The Wichita Art Museum could be forgiven for resting on its laurels after the stellar “Monet to Matisse” exhibition closed in May. Instead, the Museum gives us another fascinating round of exhibitions including their current summer show, Cameo Glass in Context: Charlotte Potter and April Surgent (on display through September 8th).
Cameo Glass in Context addresses social networks, urban landscapes, and environmental change through Charlotte Potter and April Surgent’s modern approaches to cameo glass. Since its inception in ancient Rome, cameo remains a notoriously fickle medium, making this show particularly impressive. These artists work with extreme care and attention to detail, fusing layers of colored glass, carving with wheels, and etching with acids to stunning effect.
The first major part of the exhibit concentrates on two large installation pieces from Potter. In Charlotte's Web, she weaves an elaborate web of 864 miniature portraits of her Facebook “friends,” arranged according to where they met in person. These portraits are richly varied and the quirky visual shorthand is a joy. Though somewhat fleeting due to its restrictive scale, its charm is winning and its message clear. Pending (Web’s companion installation) is even better, with Potter “challenging the audience to reconceptualize relationships in the digital age, and consider the different thresholds of friendships in our lives.”
Part two of the exhibition focuses on the art of April Surgent. Scenes of urban life and travel contrast newer works informed by months spent in remote environments like Hawaiian atolls, the Farallon Islands, and Antarctica. Surgent’s cities are dense and bustling yet alien and withdrawn; psychological isolation (for better or worse). Her Antarctic travels are especially moving, as beautiful as they are haunting. Throughout, Surgent’s technical mastery achieves such a tangible sense of reality that a work like Portrait of an Iceberg reads more like a window or a portal and might actually drop the temperature around you. While much of this work can feel somber, bereaved, and distant, the human eye receives in each an urgent, timeless plea: to connect, to preserve, not destroy.
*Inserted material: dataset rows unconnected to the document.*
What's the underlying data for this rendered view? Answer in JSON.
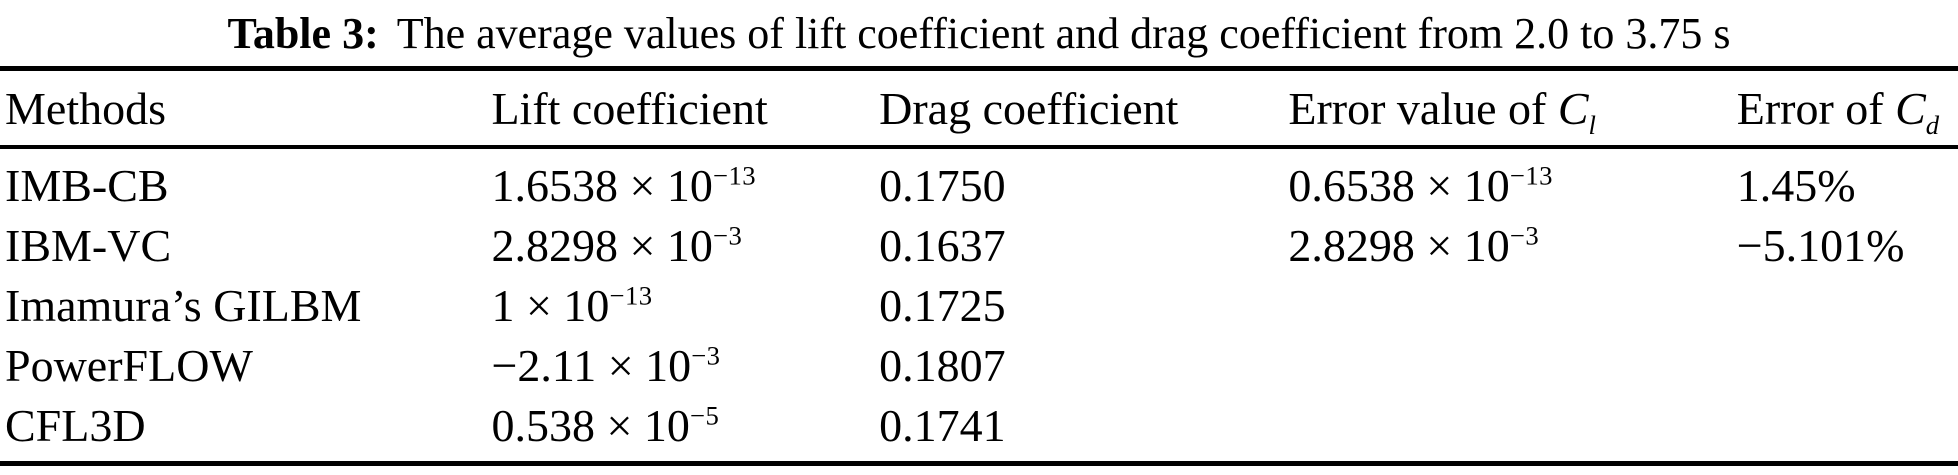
{
  "table": {
    "caption_label": "Table 3:",
    "caption_text": "The average values of lift coefficient and drag coefficient from 2.0 to 3.75 s",
    "notation": {
      "times": "×",
      "base": "10"
    },
    "columns": [
      {
        "key": "method",
        "text": "Methods"
      },
      {
        "key": "lift",
        "text": "Lift coefficient"
      },
      {
        "key": "drag",
        "text": "Drag coefficient"
      },
      {
        "key": "error-cl",
        "text": "Error value of",
        "var": "C",
        "sub": "l"
      },
      {
        "key": "error-cd",
        "text": "Error of",
        "var": "C",
        "sub": "d"
      }
    ],
    "rows": [
      {
        "method": "IMB-CB",
        "lift": {
          "mantissa": "1.6538",
          "exp": "−13"
        },
        "drag": "0.1750",
        "error_cl": {
          "mantissa": "0.6538",
          "exp": "−13"
        },
        "error_cd": "1.45%"
      },
      {
        "method": "IBM-VC",
        "lift": {
          "mantissa": "2.8298",
          "exp": "−3"
        },
        "drag": "0.1637",
        "error_cl": {
          "mantissa": "2.8298",
          "exp": "−3"
        },
        "error_cd": "−5.101%"
      },
      {
        "method": "Imamura’s GILBM",
        "lift": {
          "mantissa": "1",
          "exp": "−13"
        },
        "drag": "0.1725",
        "error_cl": null,
        "error_cd": null
      },
      {
        "method": "PowerFLOW",
        "lift": {
          "mantissa": "−2.11",
          "exp": "−3"
        },
        "drag": "0.1807",
        "error_cl": null,
        "error_cd": null
      },
      {
        "method": "CFL3D",
        "lift": {
          "mantissa": "0.538",
          "exp": "−5"
        },
        "drag": "0.1741",
        "error_cl": null,
        "error_cd": null
      }
    ]
  }
}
To help contextualize the contemporary work from these two artists, fine historical examples of cameo glass from European Art Nouveau, Art Deco, and ancient Rome provide insight and variety including the highlight Aphrodite (1892), a gorgeous plate from British engraver George Woodall.
Along with Cameo Glass in Context, The Wichita Art Museum is host to the WWI era print exhibition Over There, Over Here: American Print Makers Go to War, 1914-1918 (through November 25th), the folksy No Idle Hands: Treasures from the Americana Collection (ongoing), and the Permanent Collection boasting incredible works from the likes of Mary Cassatt, Edward Hopper, Albert Pinkham Ryder, and Stuart Davis. Annual membership gets you unlimited free admission (“Household” is a great deal), discounts at over 300 museums across the country, and the pleasures of some of the finest art in Wichita.